When all else fails you can always resort to war. War is an utter joke. Declaring war will deduct points from your prestige, so you need to trick your enemy into declaring war on you. What AI that cannot even walk from end of the map to the other without burrowing through a mountain is going to take your bait? War cannot be waged with your regular security units. Oh no, you need armies; special units that need food to function. Food is a resource that is advertised in the game as much as Sarin gas is advertised as a nice party trick on children's tv programming. You need to put peasants to work the field. However, both the peasants and the fields are hidden in the horrible interface and the unsightly map textures respectively. The army units then are supposed to work with a rock-paper-scissors system, but it doesn't. You're lucky if your army even goes to where you ask it to go.
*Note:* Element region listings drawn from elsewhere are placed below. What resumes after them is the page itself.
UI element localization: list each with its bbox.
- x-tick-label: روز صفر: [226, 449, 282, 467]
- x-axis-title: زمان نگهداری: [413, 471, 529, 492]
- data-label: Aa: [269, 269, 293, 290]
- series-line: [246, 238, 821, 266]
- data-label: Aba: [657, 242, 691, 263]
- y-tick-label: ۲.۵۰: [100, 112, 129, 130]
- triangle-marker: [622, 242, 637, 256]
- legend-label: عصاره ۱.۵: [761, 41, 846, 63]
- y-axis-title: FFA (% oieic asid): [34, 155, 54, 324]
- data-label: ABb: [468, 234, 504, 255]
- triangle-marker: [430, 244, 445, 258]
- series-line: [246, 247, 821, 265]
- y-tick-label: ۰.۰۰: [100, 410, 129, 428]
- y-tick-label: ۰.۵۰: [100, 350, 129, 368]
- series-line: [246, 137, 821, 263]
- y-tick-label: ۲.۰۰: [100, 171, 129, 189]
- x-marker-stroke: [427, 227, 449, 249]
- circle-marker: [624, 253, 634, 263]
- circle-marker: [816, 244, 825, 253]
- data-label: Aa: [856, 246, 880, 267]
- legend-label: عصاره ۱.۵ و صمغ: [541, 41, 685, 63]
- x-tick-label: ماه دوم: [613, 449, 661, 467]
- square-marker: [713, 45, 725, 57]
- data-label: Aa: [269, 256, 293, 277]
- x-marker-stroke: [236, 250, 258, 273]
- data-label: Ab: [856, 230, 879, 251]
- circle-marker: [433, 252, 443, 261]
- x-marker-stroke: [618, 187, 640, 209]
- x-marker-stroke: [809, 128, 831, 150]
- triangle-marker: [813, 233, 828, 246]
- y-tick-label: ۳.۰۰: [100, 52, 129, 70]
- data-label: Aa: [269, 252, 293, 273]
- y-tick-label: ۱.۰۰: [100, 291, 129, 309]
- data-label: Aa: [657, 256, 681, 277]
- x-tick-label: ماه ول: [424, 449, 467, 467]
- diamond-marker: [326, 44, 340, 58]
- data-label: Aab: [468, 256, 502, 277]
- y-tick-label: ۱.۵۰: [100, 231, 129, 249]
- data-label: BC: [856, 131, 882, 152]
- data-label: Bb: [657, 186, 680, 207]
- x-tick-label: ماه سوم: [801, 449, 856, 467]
Just when you thought you had seen it all the crapshoot AI comes in. The campaign is joke. It tells the origin story of Westeros and the Iron Throne. You begin as the Martells and shortly after you play as the Targaryans to subjugate the entire continent. Only to lose it the inevitable alliance of Stark, Lannister and Baratheon in the endgame, followed by a little bit of 'What if' up at the wall. The problem is the crapshoot AI. The moment you start the stage the AI makes it move and beats you. The only way to win is by trial and error. Find out what the AI does, counter it in the first minute, and move from there. The AI will just keep on trying to do what it was going to do, but will fail forever. It is both lame and boring. What's the point of playing a Game of Thrones if there isn't even a real game to play.
Don't buy this game. Avoid it like the plague. Put it in chains, drag it up to the wall, send it north, dump a couldron of gold on it, bury it in soft peat and finally recycle it as firelighters to burn the box it came in.